News and Tribune

January 30, 2013

BELCHER: Why you should be practicing the Olympic lifts

By CASE BELCHER
Local columnist

— What comes to mind when you think of Olympic Weightlifting? If you’ve ever seen the sport, you’re probably picturing a large Bulgarian man in a tight singlet throwing around a barbell loaded with brightly colored weightlifting plates.

Now get that thought out of your head.  

Though often viewed as an obscure sport dominated by eastern European nations, Olympic weightlifting is one of the fastest and most effective methods for overall athletic and muscular development. Consisting of two lifts, the snatch and the clean-and-jerk, this often-forgotten training method is making a big comeback thanks to improved strength and conditioning programs and fitness trends such as CrossFit. 

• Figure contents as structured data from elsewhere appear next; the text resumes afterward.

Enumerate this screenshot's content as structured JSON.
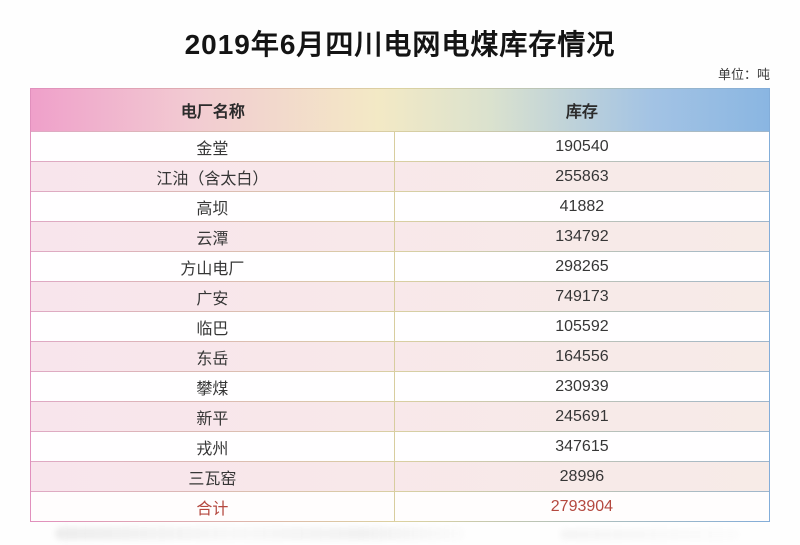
{
  "page": {
    "title": "2019年6月四川电网电煤库存情况",
    "unit_label": "单位：吨"
  },
  "table": {
    "columns": [
      "电厂名称",
      "库存"
    ],
    "rows": [
      {
        "name": "金堂",
        "value": "190540"
      },
      {
        "name": "江油（含太白）",
        "value": "255863"
      },
      {
        "name": "高坝",
        "value": "41882"
      },
      {
        "name": "云潭",
        "value": "134792"
      },
      {
        "name": "方山电厂",
        "value": "298265"
      },
      {
        "name": "广安",
        "value": "749173"
      },
      {
        "name": "临巴",
        "value": "105592"
      },
      {
        "name": "东岳",
        "value": "164556"
      },
      {
        "name": "攀煤",
        "value": "230939"
      },
      {
        "name": "新平",
        "value": "245691"
      },
      {
        "name": "戎州",
        "value": "347615"
      },
      {
        "name": "三瓦窑",
        "value": "28996"
      },
      {
        "name": "合计",
        "value": "2793904",
        "is_total": true
      }
    ]
  },
  "colors": {
    "header_gradient_left": "#efa0ca",
    "header_gradient_middle": "#f3e9c5",
    "header_gradient_right": "#8ab6e2",
    "alt_row_background": "#f7e8ea",
    "total_row_text": "#b4483f",
    "border_gradient_left": "#e190bd",
    "border_gradient_middle": "#dcd2a0",
    "border_gradient_right": "#83add9",
    "body_text": "#363636",
    "title_text": "#141414"
  },
  "chart_data": {
    "type": "table",
    "title": "2019年6月四川电网电煤库存情况",
    "unit": "吨",
    "columns": [
      "电厂名称",
      "库存"
    ],
    "rows": [
      [
        "金堂",
        190540
      ],
      [
        "江油（含太白）",
        255863
      ],
      [
        "高坝",
        41882
      ],
      [
        "云潭",
        134792
      ],
      [
        "方山电厂",
        298265
      ],
      [
        "广安",
        749173
      ],
      [
        "临巴",
        105592
      ],
      [
        "东岳",
        164556
      ],
      [
        "攀煤",
        230939
      ],
      [
        "新平",
        245691
      ],
      [
        "戎州",
        347615
      ],
      [
        "三瓦窑",
        28996
      ]
    ],
    "total": [
      "合计",
      2793904
    ],
    "layout": "two-column table, alternating white/pink rows, gradient header pink-to-blue, total row in red"
  }
}
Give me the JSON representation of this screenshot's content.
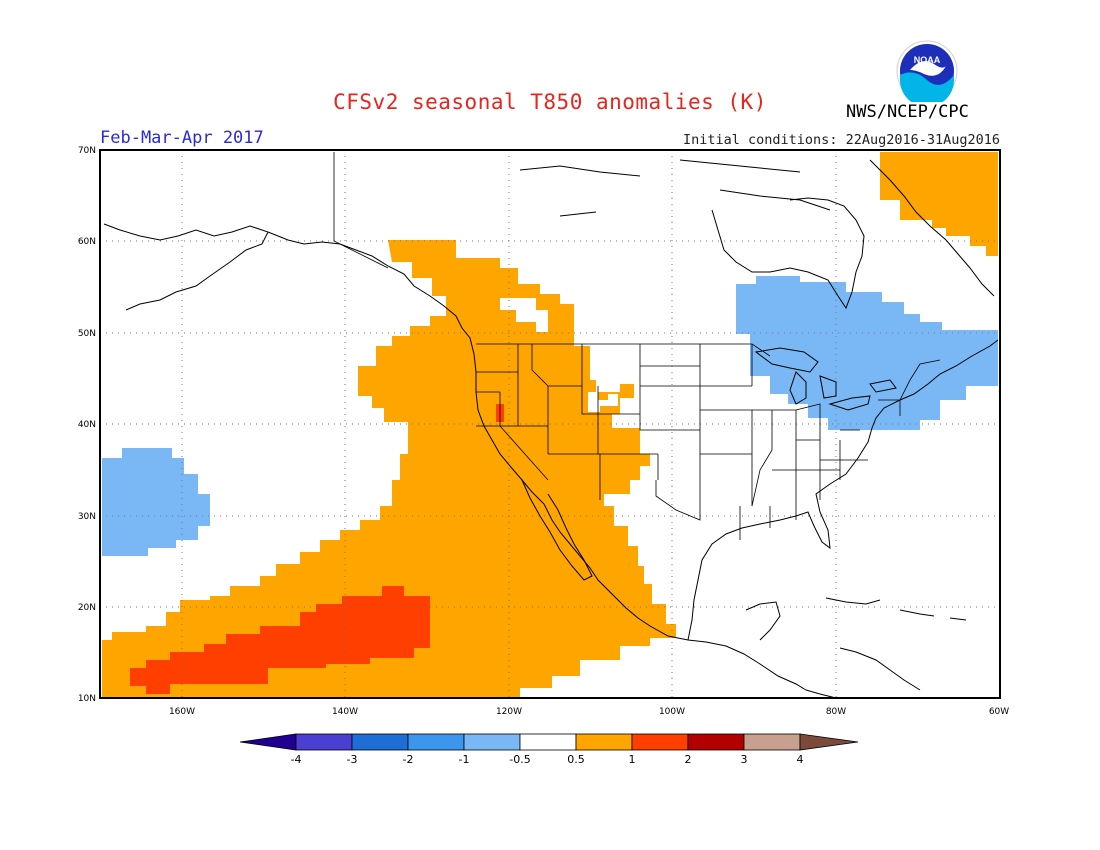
{
  "header": {
    "title": "CFSv2 seasonal T850 anomalies (K)",
    "period": "Feb-Mar-Apr 2017",
    "initial_conditions": "Initial conditions: 22Aug2016-31Aug2016",
    "agency": "NWS/NCEP/CPC",
    "logo_text": "NOAA"
  },
  "map": {
    "lat_labels": [
      "70N",
      "60N",
      "50N",
      "40N",
      "30N",
      "20N",
      "10N"
    ],
    "lon_labels": [
      "160W",
      "140W",
      "120W",
      "100W",
      "80W",
      "60W"
    ],
    "background": "#ffffff",
    "coastline_color": "#000000",
    "grid": "dotted"
  },
  "colorbar": {
    "labels": [
      "-4",
      "-3",
      "-2",
      "-1",
      "-0.5",
      "0.5",
      "1",
      "2",
      "3",
      "4"
    ],
    "colors": [
      "#200090",
      "#4a3fd0",
      "#1f6ed6",
      "#3c96ec",
      "#7ab8f5",
      "#ffffff",
      "#ffa500",
      "#ff3f00",
      "#b20000",
      "#c8a090",
      "#7b4a3a"
    ]
  },
  "anomaly_colors": {
    "warm_0_5_to_1": "#ffa500",
    "warm_1_to_2": "#ff3f00",
    "cool_neg1_to_neg0_5": "#7ab8f5"
  }
}
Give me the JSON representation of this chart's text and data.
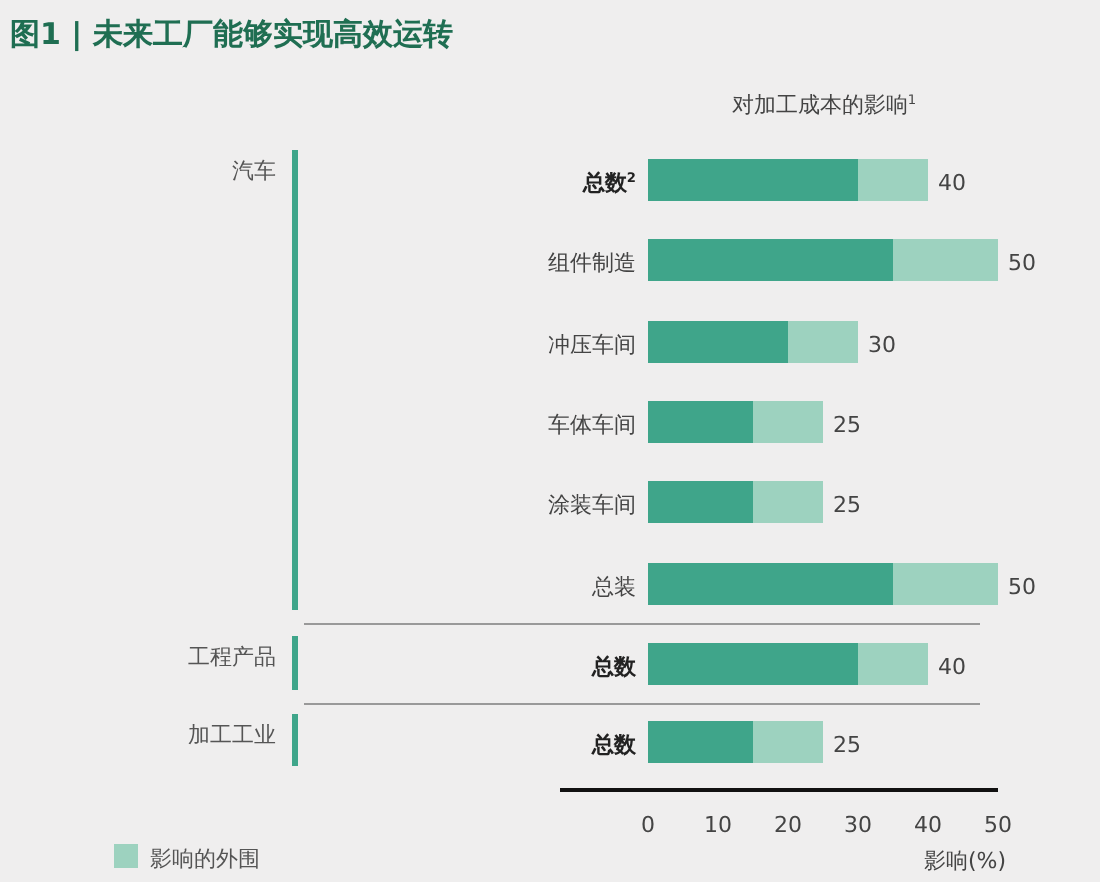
{
  "chart_data": {
    "type": "bar",
    "orientation": "horizontal",
    "stacked": true,
    "title": "图1 | 未来工厂能够实现高效运转",
    "subtitle": "对加工成本的影响$^{1}$",
    "xlabel": "影响(%)",
    "categories": [
      "总数$^{2}$",
      "组件制造",
      "冲压车间",
      "车体车间",
      "涂装车间",
      "总装",
      "总数",
      "总数"
    ],
    "series": [
      {
        "color": "#3fa58a",
        "values": [
          30,
          35,
          20,
          15,
          15,
          35,
          30,
          15
        ]
      },
      {
        "name": "影响的外围",
        "color": "#9dd2bf",
        "values": [
          10,
          15,
          10,
          10,
          10,
          15,
          10,
          10
        ]
      }
    ],
    "totals": [
      "40",
      "50",
      "30",
      "25",
      "25",
      "50",
      "40",
      "25"
    ],
    "xlim": [
      0,
      50
    ],
    "xticks": [
      0,
      10,
      20,
      30,
      40,
      50
    ],
    "grid": false,
    "legend": "bottom left",
    "annotations": [
      "汽车",
      "工程产品",
      "加工工业"
    ]
  }
}
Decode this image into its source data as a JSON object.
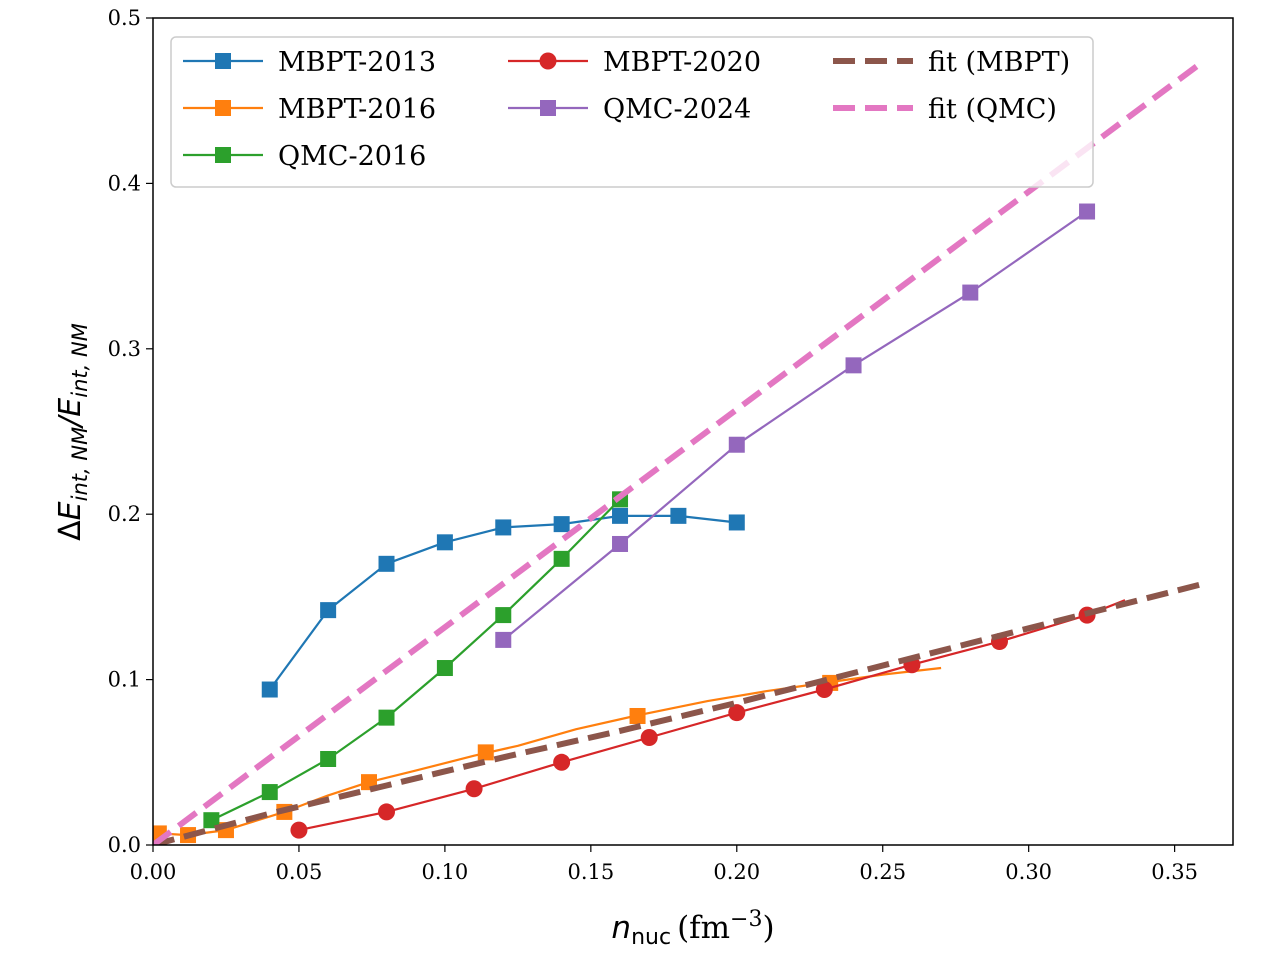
{
  "chart_data": {
    "type": "line",
    "xlabel": "n_nuc (fm^-3)",
    "ylabel": "ΔE_int,NM / E_int,NM",
    "xlabel_parts": {
      "var": "n",
      "sub": "nuc",
      "unit_pre": "(fm",
      "exp": "−3",
      "unit_post": ")"
    },
    "ylabel_parts": {
      "delta": "Δ",
      "e1": "E",
      "sub1": "int, NM",
      "slash": "/",
      "e2": "E",
      "sub2": "int, NM"
    },
    "xlim": [
      0.0,
      0.37
    ],
    "ylim": [
      0.0,
      0.5
    ],
    "xticks": [
      0.0,
      0.05,
      0.1,
      0.15,
      0.2,
      0.25,
      0.3,
      0.35
    ],
    "xtick_labels": [
      "0.00",
      "0.05",
      "0.10",
      "0.15",
      "0.20",
      "0.25",
      "0.30",
      "0.35"
    ],
    "yticks": [
      0.0,
      0.1,
      0.2,
      0.3,
      0.4,
      0.5
    ],
    "ytick_labels": [
      "0.0",
      "0.1",
      "0.2",
      "0.3",
      "0.4",
      "0.5"
    ],
    "grid": false,
    "legend_placement": "top-left",
    "series": [
      {
        "name": "MBPT-2013",
        "color": "#1f77b4",
        "marker": "square",
        "style": "solid",
        "points": [
          [
            0.04,
            0.094
          ],
          [
            0.06,
            0.142
          ],
          [
            0.08,
            0.17
          ],
          [
            0.1,
            0.183
          ],
          [
            0.12,
            0.192
          ],
          [
            0.14,
            0.194
          ],
          [
            0.16,
            0.199
          ],
          [
            0.18,
            0.199
          ],
          [
            0.2,
            0.195
          ]
        ]
      },
      {
        "name": "MBPT-2016",
        "color": "#ff7f0e",
        "marker": "square",
        "style": "solid",
        "line": [
          [
            0.002,
            0.007
          ],
          [
            0.012,
            0.006
          ],
          [
            0.025,
            0.009
          ],
          [
            0.045,
            0.02
          ],
          [
            0.06,
            0.03
          ],
          [
            0.074,
            0.038
          ],
          [
            0.09,
            0.045
          ],
          [
            0.11,
            0.054
          ],
          [
            0.125,
            0.06
          ],
          [
            0.145,
            0.07
          ],
          [
            0.165,
            0.078
          ],
          [
            0.19,
            0.087
          ],
          [
            0.21,
            0.093
          ],
          [
            0.23,
            0.098
          ],
          [
            0.25,
            0.103
          ],
          [
            0.27,
            0.107
          ]
        ],
        "points": [
          [
            0.002,
            0.007
          ],
          [
            0.012,
            0.006
          ],
          [
            0.025,
            0.009
          ],
          [
            0.045,
            0.02
          ],
          [
            0.074,
            0.038
          ],
          [
            0.114,
            0.056
          ],
          [
            0.166,
            0.078
          ],
          [
            0.232,
            0.098
          ]
        ]
      },
      {
        "name": "QMC-2016",
        "color": "#2ca02c",
        "marker": "square",
        "style": "solid",
        "points": [
          [
            0.02,
            0.015
          ],
          [
            0.04,
            0.032
          ],
          [
            0.06,
            0.052
          ],
          [
            0.08,
            0.077
          ],
          [
            0.1,
            0.107
          ],
          [
            0.12,
            0.139
          ],
          [
            0.14,
            0.173
          ],
          [
            0.16,
            0.209
          ]
        ]
      },
      {
        "name": "MBPT-2020",
        "color": "#d62728",
        "marker": "circle",
        "style": "solid",
        "points": [
          [
            0.05,
            0.009
          ],
          [
            0.08,
            0.02
          ],
          [
            0.11,
            0.034
          ],
          [
            0.14,
            0.05
          ],
          [
            0.17,
            0.065
          ],
          [
            0.2,
            0.08
          ],
          [
            0.23,
            0.094
          ],
          [
            0.26,
            0.109
          ],
          [
            0.29,
            0.123
          ],
          [
            0.32,
            0.139
          ]
        ],
        "line_extra": [
          [
            0.333,
            0.148
          ]
        ]
      },
      {
        "name": "QMC-2024",
        "color": "#9467bd",
        "marker": "square",
        "style": "solid",
        "points": [
          [
            0.12,
            0.124
          ],
          [
            0.16,
            0.182
          ],
          [
            0.2,
            0.242
          ],
          [
            0.24,
            0.29
          ],
          [
            0.28,
            0.334
          ],
          [
            0.32,
            0.383
          ]
        ]
      },
      {
        "name": "fit (MBPT)",
        "color": "#8c564b",
        "marker": "none",
        "style": "dashed",
        "points": [
          [
            0.0,
            0.0
          ],
          [
            0.04,
            0.019
          ],
          [
            0.08,
            0.036
          ],
          [
            0.12,
            0.053
          ],
          [
            0.16,
            0.069
          ],
          [
            0.2,
            0.086
          ],
          [
            0.24,
            0.104
          ],
          [
            0.28,
            0.122
          ],
          [
            0.32,
            0.14
          ],
          [
            0.36,
            0.158
          ]
        ]
      },
      {
        "name": "fit (QMC)",
        "color": "#e377c2",
        "marker": "none",
        "style": "dashed",
        "points": [
          [
            0.0,
            0.0
          ],
          [
            0.36,
            0.474
          ]
        ]
      }
    ]
  }
}
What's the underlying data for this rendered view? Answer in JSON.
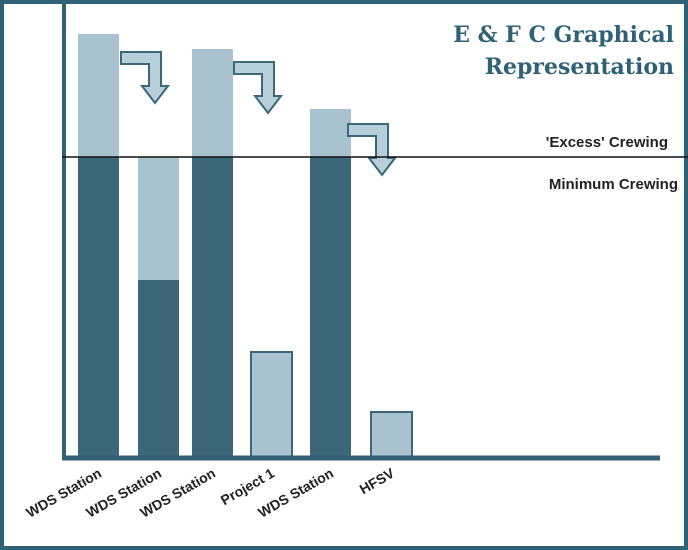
{
  "chart_data": {
    "type": "bar",
    "title": "E & F C Graphical Representation",
    "title_lines": [
      "E & F C Graphical",
      "Representation"
    ],
    "reference_line": {
      "label_above": "'Excess' Crewing",
      "label_below": "Minimum Crewing"
    },
    "categories": [
      "WDS Station",
      "WDS Station",
      "WDS Station",
      "Project 1",
      "WDS Station",
      "HFSV"
    ],
    "y_unit_note": "Bar heights are relative; the minimum-crewing line equals 100",
    "series": [
      {
        "segment": "minimum",
        "values": [
          100,
          59,
          100,
          0,
          100,
          0
        ]
      },
      {
        "segment": "excess",
        "values": [
          41,
          41,
          36,
          35,
          16,
          15
        ]
      }
    ],
    "arrows": [
      {
        "from_bar": 1,
        "to_bar": 2
      },
      {
        "from_bar": 3,
        "to_bar": 4
      },
      {
        "from_bar": 5,
        "to_bar": 6
      }
    ],
    "ylim": [
      0,
      165
    ],
    "grid": false,
    "legend": "none",
    "colors": {
      "frame": "#2f6277",
      "axis": "#2f6277",
      "minimum_segment": "#3b6778",
      "excess_segment": "#a9c2cf",
      "excess_border": "#3b6778",
      "title": "#2f6277",
      "line": "#111111",
      "text": "#222222",
      "arrow_fill": "#b6cfdb",
      "arrow_stroke": "#3b6778"
    }
  }
}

You don’t have to be a high-level athlete to desire athletic development or practice the Olympic lifts. Almost every man, woman, and child could benefit from being stronger and improving their body composition. Through our experience, everyone from endurance athletes to weekend warriors have seen performance, movement, and body composition improve after properly incorporating Olympic lifts into their training program.



Before incorporating these lifts into your training program, here are 10 things you should know about Olympic lifting:

  1. Olympic lifting activates more muscle fibers more rapidly than any other training modality. 
  2. The core to extremity nature of both lifts improves athletic development in for almost any sport. 
  3. Olympic lifts are unmatched in teaching overall kinesthetic awareness and effective knee and hip extension - both are essential for athletic development and movement patterns throughout life.   
  4. Olympic lifting trains a greater number of the 10 general physical skills and abilities than any movement. These include, stamina, strength, flexibility, power, speed, coordination, agility, and accuracy. 
  5. The Olympic lifts take the whole body through a maximum range of motion (ROM). Performing these lifts properly forces practitioners to increase mobility and master proper ROM. 
  6. Olympic lifts can be performed at moderate weights for high reps in order to train cardio respiratory endurance and muscle stamina, or can be performed for low reps at high weights for pure strength, power, and speed development. 
  7. The Olympic lifts teach the body to properly absorb impact and help to increase bone density. This is highly effective in in helping to reduce injuries, and helps practitioners stay healthy and mobile later in life. 
  8. The injury rates in Olympic lifting are far lower than most traditional sports; including running. 
  9. Each Olympic lift can be modified into progressions (smaller movements) such as the power clean or the power snatch, which is more suitable for some sports and certain trainees with movement or mobility issues. 
  10. Find an experienced and certified Olympic weightlifting coach in order the learn the lifts. The olympic lifts are inherently technical and fast and should be learned via several smaller progressions.